Language is constantly changing, but I cringed to hear a writer friend say, “She gave the books to her and I.” Too many people are afraid of speaking the pronoun “me,” a legitimate word that deserves to be used correctly—in the above case, as the object of the preposition “to.” Would this person have also said, “She gave the books to I”? Not likely.
Complaint No. 2
I once worked with the editor of a trade magazine who was so paranoid about misusing “who” and “whom” in speech that he consistently used an omnipotent “whom” at every opportunity, going so far as to ask,
“Whom are going to the conference?”
I thought he was joking and laughed.
And for my last complaint
Can we please keep the “t” in “often” silent? Yes,”awf-tuh n” is the third acceptable pronunciation in the dictionary, but come on, it’s the third. The American “aw-fuh n” is falling into disuse and I blame the rash of British speakers who’ve invaded American media.

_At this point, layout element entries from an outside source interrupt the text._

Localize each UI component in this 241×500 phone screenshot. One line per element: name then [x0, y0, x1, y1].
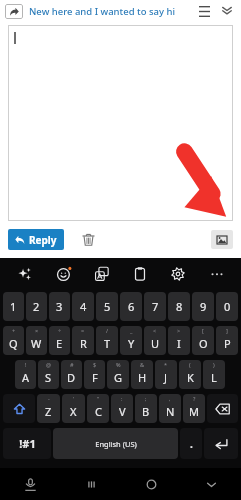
button[interactable]: ,	[159, 394, 181, 423]
button[interactable]: -	[37, 394, 60, 423]
staticText: B	[142, 404, 150, 419]
button[interactable]: 9	[192, 292, 214, 321]
button[interactable]: %	[107, 360, 129, 389]
staticText: ;	[145, 395, 147, 402]
staticText: "	[97, 395, 100, 402]
button[interactable]: More options	[203, 260, 230, 287]
staticText: ]	[226, 327, 228, 334]
staticText: (	[189, 361, 191, 368]
button[interactable]: Insert image	[211, 230, 233, 249]
staticText: =	[81, 327, 85, 334]
button[interactable]: )	[203, 360, 225, 389]
staticText: 2	[33, 299, 40, 314]
staticText: ×	[35, 327, 39, 334]
button[interactable]: !#1	[3, 428, 51, 459]
button[interactable]: 6	[120, 292, 142, 321]
staticText: D	[67, 370, 76, 385]
staticText: S	[45, 370, 52, 385]
staticText: &	[140, 361, 145, 368]
staticText: @	[46, 361, 51, 368]
button[interactable]: @	[38, 360, 59, 389]
staticText: )	[213, 361, 215, 368]
staticText: A	[22, 370, 30, 385]
staticText: $	[93, 361, 97, 368]
button[interactable]: '	[62, 394, 85, 423]
staticText: J	[164, 370, 168, 385]
button[interactable]: &	[131, 360, 153, 389]
button[interactable]: 4	[72, 292, 94, 321]
button[interactable]: Voice input	[0, 468, 61, 500]
staticText: K	[187, 370, 194, 385]
button[interactable]: >	[168, 326, 190, 355]
button[interactable]: Emoji	[50, 260, 77, 287]
button[interactable]: AI assist	[11, 260, 38, 287]
button[interactable]: _	[120, 326, 142, 355]
button[interactable]: ÷	[49, 326, 70, 355]
button[interactable]: "	[87, 394, 109, 423]
button[interactable]: 2	[26, 292, 47, 321]
staticText: 7	[152, 299, 159, 314]
staticText: #	[70, 361, 74, 368]
button[interactable]: /	[96, 326, 118, 355]
button[interactable]: Clipboard	[126, 260, 153, 287]
button[interactable]: =	[72, 326, 94, 355]
button[interactable]: $	[84, 360, 105, 389]
staticText: Z	[45, 404, 52, 419]
staticText: +	[12, 327, 16, 334]
button[interactable]: Recent apps	[61, 468, 121, 500]
button[interactable]: English (US)	[53, 428, 178, 459]
staticText: _	[130, 327, 133, 334]
button[interactable]: ×	[26, 326, 47, 355]
staticText: 8	[176, 299, 183, 314]
staticText: U	[151, 336, 160, 351]
staticText: !#1	[19, 436, 36, 451]
button[interactable]: 0	[216, 292, 238, 321]
button[interactable]: (	[179, 360, 201, 389]
button[interactable]: Delete	[78, 229, 98, 249]
button[interactable]: ;	[135, 394, 157, 423]
button[interactable]: Keyboard settings	[164, 260, 191, 287]
button[interactable]: Collapse	[218, 2, 236, 20]
button[interactable]: Backspace	[207, 394, 238, 423]
button[interactable]: Hide keyboard	[181, 468, 241, 500]
button[interactable]: 7	[144, 292, 166, 321]
staticText: Y	[128, 336, 135, 351]
button[interactable]: 1	[3, 292, 24, 321]
staticText: Q	[9, 336, 18, 351]
staticText: N	[166, 404, 175, 419]
button[interactable]: Menu	[195, 2, 213, 20]
button[interactable]: 8	[168, 292, 190, 321]
button[interactable]: 5	[96, 292, 118, 321]
button[interactable]: ?	[183, 394, 205, 423]
staticText: ÷	[58, 327, 62, 334]
button[interactable]: !	[15, 360, 36, 389]
button[interactable]: Home	[121, 468, 181, 500]
button[interactable]: .	[180, 428, 202, 459]
button[interactable]: +	[3, 326, 24, 355]
staticText: ,	[169, 395, 171, 402]
staticText: English (US)	[95, 439, 137, 449]
staticText: F	[92, 370, 98, 385]
button[interactable]: :	[111, 394, 133, 423]
button[interactable]: Reply	[8, 229, 64, 250]
staticText: O	[199, 336, 208, 351]
button[interactable]: 3	[49, 292, 70, 321]
button[interactable]: [	[192, 326, 214, 355]
staticText: 9	[200, 299, 207, 314]
button[interactable]: Enter	[204, 428, 238, 459]
button[interactable]: Translate	[88, 260, 115, 287]
staticText: 3	[56, 299, 63, 314]
staticText: 5	[104, 299, 111, 314]
staticText: 6	[128, 299, 135, 314]
button[interactable]: <	[144, 326, 166, 355]
button[interactable]: #	[61, 360, 82, 389]
button[interactable]: Forward	[5, 4, 23, 19]
button[interactable]: ]	[216, 326, 238, 355]
staticText: .	[190, 437, 193, 451]
staticText: -	[48, 395, 50, 402]
button[interactable]: *	[155, 360, 177, 389]
button[interactable]	[8, 25, 233, 221]
staticText: !	[25, 361, 27, 368]
button[interactable]: Shift	[3, 394, 35, 423]
staticText: P	[224, 336, 231, 351]
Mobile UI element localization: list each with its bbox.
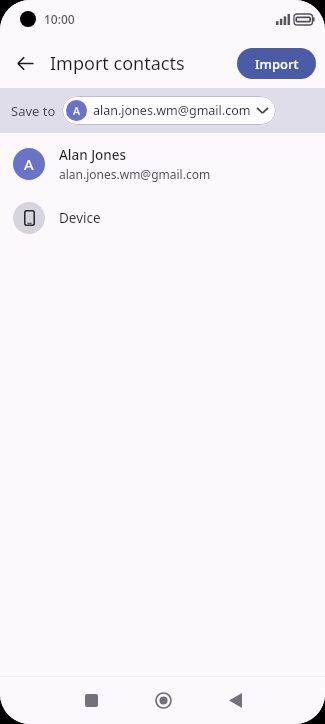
staticText: Device <box>59 209 101 227</box>
button[interactable]: Back <box>6 44 44 82</box>
button[interactable]: Device <box>0 194 325 242</box>
button[interactable]: Import <box>237 48 316 79</box>
staticText: Save to <box>11 102 56 120</box>
button[interactable]: Back <box>206 677 264 724</box>
staticText: A <box>73 103 81 118</box>
button[interactable]: A <box>0 133 325 194</box>
staticText: 10:00 <box>44 11 75 27</box>
staticText: A <box>24 154 34 174</box>
staticText: Import <box>255 55 299 73</box>
button[interactable]: Recent apps <box>62 677 120 724</box>
staticText: Alan Jones <box>59 146 127 164</box>
button[interactable]: Home <box>134 677 192 724</box>
button[interactable]: A <box>62 96 276 125</box>
staticText: alan.jones.wm@gmail.com <box>93 102 251 119</box>
staticText: Import contacts <box>50 51 185 76</box>
staticText: alan.jones.wm@gmail.com <box>59 166 211 182</box>
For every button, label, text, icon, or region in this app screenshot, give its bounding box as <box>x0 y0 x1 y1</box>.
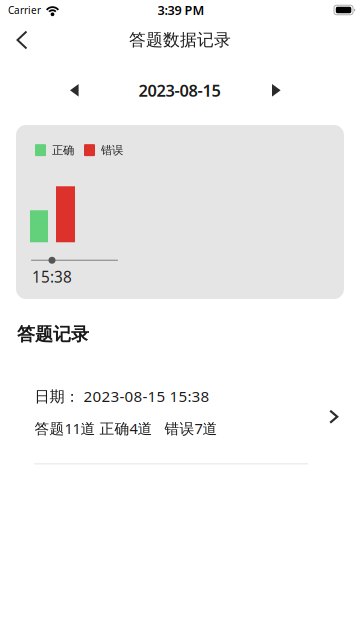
staticText: 错误 <box>101 143 123 157</box>
staticText: Carrier <box>8 3 41 17</box>
staticText: 正确 <box>52 143 74 157</box>
staticText: 答题11道 正确4道 错误7道 <box>34 418 218 438</box>
staticText: 日期： 2023-08-15 15:38 <box>34 386 210 406</box>
button[interactable]: Previous day <box>56 74 93 107</box>
button[interactable]: Back <box>0 22 44 58</box>
staticText: 答题数据记录 <box>129 29 231 51</box>
staticText: 答题记录 <box>17 323 89 346</box>
staticText: 2023-08-15 <box>138 79 220 102</box>
button[interactable]: Next day <box>258 74 295 107</box>
staticText: 3:39 PM <box>158 1 204 19</box>
button[interactable]: 日期： 2023-08-15 15:38 <box>0 346 360 464</box>
staticText: 15:38 <box>32 266 72 287</box>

Brits and Aussies (or at least their accents) pepper American drama, comedy and reality shows, newscasts, political panel discussions and, strangely, commercials. I can’t turn on the TV without being asked to buy everything from carpets to trucks from someone with a British accent.
If this British invasion continues to influence American speech, we’ll soon be saying “zeb-ruh” and “shej-ool” instead of “zee-bruh” and “skej-ool.”